Channeling Zinn: Local history teacher brings the Zinn Education Project to the Classroom

By Elizabeth Limbach

The wall behind Jeff Matlock’s desk is covered with photographs and paintings of his heroes from American history: Frederick Douglass, Susan B. Anthony, Abraham Lincoln, and Jane Adams among them. There is a photograph of women marching down Pennsylvania Avenue in 1913 with a sign that reads, “I wish Ma could vote!” And, as if to encapsulate Matlock’s “nothing is black and white” view on history, he also has two contrasting photographs beside one another: one of a group protesting World War I with signs that say “Don’t send our boys to die in a useless war,” and the other, a shot of U.S. soldiers wading ashore at Omaha Beach on D-Day. “There are two sides to every story,” he says simply.

Squeezed in beside these notable figures from history is the one who instilled this all-inclusive attitude in him, and perhaps his favorite hero of them all: late historian, author and activist Howard Zinn.

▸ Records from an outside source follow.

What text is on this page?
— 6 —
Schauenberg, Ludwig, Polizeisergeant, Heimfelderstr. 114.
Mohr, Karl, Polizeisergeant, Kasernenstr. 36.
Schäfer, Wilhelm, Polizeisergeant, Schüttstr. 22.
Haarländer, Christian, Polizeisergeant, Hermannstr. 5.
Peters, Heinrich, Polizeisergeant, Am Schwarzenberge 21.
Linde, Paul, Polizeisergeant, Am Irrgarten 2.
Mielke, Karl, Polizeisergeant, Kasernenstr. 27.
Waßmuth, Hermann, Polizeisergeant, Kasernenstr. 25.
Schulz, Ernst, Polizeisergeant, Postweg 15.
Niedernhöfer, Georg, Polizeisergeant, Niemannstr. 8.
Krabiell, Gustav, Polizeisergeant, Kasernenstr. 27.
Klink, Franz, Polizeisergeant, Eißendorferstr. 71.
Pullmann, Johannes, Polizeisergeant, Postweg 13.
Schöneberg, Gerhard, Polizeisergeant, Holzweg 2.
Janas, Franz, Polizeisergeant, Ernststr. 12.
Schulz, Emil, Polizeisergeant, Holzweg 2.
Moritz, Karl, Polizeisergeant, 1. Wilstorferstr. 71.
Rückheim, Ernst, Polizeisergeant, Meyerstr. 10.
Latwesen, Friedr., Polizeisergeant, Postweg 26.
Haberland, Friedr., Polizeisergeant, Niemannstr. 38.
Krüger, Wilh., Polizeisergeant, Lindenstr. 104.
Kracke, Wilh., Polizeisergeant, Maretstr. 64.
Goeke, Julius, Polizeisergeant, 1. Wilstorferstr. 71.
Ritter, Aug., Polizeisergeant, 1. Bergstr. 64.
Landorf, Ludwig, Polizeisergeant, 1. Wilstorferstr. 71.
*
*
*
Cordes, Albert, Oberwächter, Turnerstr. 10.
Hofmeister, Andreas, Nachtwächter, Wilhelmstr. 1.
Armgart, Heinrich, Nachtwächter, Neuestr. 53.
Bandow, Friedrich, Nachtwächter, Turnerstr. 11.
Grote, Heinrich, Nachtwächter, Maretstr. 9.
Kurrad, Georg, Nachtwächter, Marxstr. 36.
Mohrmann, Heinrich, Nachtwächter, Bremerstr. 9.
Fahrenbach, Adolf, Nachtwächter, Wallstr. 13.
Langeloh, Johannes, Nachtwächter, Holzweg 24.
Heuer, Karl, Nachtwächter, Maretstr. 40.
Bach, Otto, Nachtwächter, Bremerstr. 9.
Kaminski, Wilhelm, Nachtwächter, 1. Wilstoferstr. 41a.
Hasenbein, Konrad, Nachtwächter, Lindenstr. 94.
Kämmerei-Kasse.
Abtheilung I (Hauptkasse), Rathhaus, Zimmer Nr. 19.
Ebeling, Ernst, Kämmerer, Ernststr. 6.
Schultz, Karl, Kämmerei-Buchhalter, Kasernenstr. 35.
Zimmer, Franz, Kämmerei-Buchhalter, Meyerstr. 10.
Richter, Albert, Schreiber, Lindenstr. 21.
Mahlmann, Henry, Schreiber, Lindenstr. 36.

Matlock was a history buff from an early age. He hardly had to study for tests and could spout off historical dates without fail. But it wasn’t until he picked up a copy of Zinn’s “A People’s History of the United States” as a teenager that history became more than dates and places for him. “I felt like my world totally opened up into something I’d never thought of before,” he remembers. “I never saw history as being something that could be less than concrete. I thought ‘these are facts, this is the way it is.’ But what Zinn taught me was that nothing is absolute.”